С матом вообще интересная история: в его употреблении виноват Пушкин: «Ну, как же – вон у Пушкина!» Что, позвольте, у Пушкина? И где? У Александра Сергеевича в «Евгении Онегине» ни одного матерного слова. И в «Пиковой даме» нет, и в «Капитанской дочке». И у Лермонтова – ни одного грязного слова, и у Гоголя. Как-то обходилась великая русская литература без мата в устах недовольного жизнью Онегина и совсем уж лишнего человека Печорина.

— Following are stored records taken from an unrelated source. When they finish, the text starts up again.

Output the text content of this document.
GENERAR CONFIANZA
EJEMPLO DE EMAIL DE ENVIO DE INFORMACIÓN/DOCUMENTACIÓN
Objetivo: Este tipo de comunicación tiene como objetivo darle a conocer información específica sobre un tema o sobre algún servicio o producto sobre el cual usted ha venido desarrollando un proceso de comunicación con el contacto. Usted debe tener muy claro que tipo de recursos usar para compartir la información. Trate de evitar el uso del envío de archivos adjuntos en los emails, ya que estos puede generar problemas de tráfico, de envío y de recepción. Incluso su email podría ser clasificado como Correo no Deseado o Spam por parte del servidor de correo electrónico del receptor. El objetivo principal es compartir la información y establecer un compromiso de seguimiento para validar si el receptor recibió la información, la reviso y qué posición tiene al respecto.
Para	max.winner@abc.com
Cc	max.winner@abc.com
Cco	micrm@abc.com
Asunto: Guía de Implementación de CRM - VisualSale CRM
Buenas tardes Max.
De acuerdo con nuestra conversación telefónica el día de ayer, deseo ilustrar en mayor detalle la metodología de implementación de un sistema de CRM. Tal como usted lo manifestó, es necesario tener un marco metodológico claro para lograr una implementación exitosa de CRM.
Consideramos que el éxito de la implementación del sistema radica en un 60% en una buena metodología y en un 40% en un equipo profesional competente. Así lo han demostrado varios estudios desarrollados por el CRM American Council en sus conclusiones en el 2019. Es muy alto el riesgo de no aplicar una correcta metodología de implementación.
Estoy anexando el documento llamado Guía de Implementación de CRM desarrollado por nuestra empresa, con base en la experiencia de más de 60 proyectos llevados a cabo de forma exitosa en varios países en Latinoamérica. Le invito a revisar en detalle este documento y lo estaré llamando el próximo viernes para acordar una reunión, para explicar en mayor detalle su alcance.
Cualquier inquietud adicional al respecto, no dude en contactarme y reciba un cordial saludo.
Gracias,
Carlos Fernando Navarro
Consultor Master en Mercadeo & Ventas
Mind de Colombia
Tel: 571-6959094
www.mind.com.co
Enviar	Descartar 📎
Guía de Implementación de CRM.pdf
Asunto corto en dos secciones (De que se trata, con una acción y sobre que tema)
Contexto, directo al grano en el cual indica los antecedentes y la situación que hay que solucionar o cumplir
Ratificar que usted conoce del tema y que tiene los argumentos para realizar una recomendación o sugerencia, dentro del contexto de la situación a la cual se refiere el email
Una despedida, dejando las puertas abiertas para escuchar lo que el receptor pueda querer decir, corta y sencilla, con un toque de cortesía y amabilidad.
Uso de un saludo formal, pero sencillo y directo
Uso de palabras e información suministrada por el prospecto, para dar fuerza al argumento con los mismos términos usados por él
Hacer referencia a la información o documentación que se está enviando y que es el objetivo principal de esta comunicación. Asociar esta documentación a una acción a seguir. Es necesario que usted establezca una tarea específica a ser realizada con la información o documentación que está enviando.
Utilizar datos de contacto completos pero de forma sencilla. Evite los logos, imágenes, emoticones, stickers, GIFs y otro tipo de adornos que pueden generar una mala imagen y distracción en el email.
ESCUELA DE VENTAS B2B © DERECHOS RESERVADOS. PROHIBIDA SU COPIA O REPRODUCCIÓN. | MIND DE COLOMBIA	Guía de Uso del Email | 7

Да что там! Сам Тарас Бульба…. 
Однако, стоп. Вспомним Гоголя. 
Что говорил Тарас Остапу с Андреем при встрече?
«А видите вот эту саблю? Вот ваша матерь! Это все дрянь, чем набивают головы ваши; и академия, и все те книжки, буквари, и философия – все это ка зна що, я плевать на все это! – Здесь Бульба пригнал в строку такое слово, которое даже не употребляется в печати. – А вот, лучше, я вас на той же неделе отправлю на Запорожье. Вот где наука так наука!»
Значит, все же «пригонял» Бульба матерщину, а с ним, смею предположить, и все низовые казаки – ну, не на ангельском же наречии они писали знаменитое письмо турецкому султану! Гоголь пощадил наши уши и не указал, каким именно словом обозвал Тарас Бульба буквари с философией. То был деликатный век: в живой речи едкие слова употреблялись, а в литературе – нет. Не принято было. Лишь Александр Сергеевич «шутил» в личной переписке, применял матерок в эпиграммах и стихотворениях, вроде «Телеги жизни», вымаранных цензорами, вольничал в «Тени Баркова», но пропустить в печать – ни-ни.

Или вот еще случай был. На самом верху!
Прогуливался как-то в Петергофе Николай I с наследником, будущим Александром II, и его учителем Жуковским. Подбежал Александр к дереву, на котором крупно вырезано слово на три буквы, и спрашивает:
– А что сие слово означает?
Царь побагровел, а Жуковский не растерялся и говорит:
– Сие слово является императивусом, то бишь повелительным наклонением, от малороссийского ховати, то бишь прятать. 
Николай I расхохотался, вытащил из кармана золотые часы, протянул их находчивому наставнику:
– Молодец, Жуковский, *** в карман!
Это век девятнадцатый.

Перенесемся в двадцатый. Как обстояло дело с употреблением обсценной лексики в быту и печати в прошлом веке? Вопрос тем более интересен, что социальные пласты под напором трех русских революций в начале столетия сдвинулись, церковь, как оплот морали и нравственности, утратила былое влияние, и можно было ожидать прорыва плотины. Его не произошло. Некоторые «подвижки», вызванные эйфорией свободы после Февраля и в 20-х годах, к середине 30-х были стабилизированы. Тема по-прежнему оставалась табуированной в печати, а употребление ненорматива в жизни допускалось негласно, но не поощрялось и осуждалось с высоких трибун.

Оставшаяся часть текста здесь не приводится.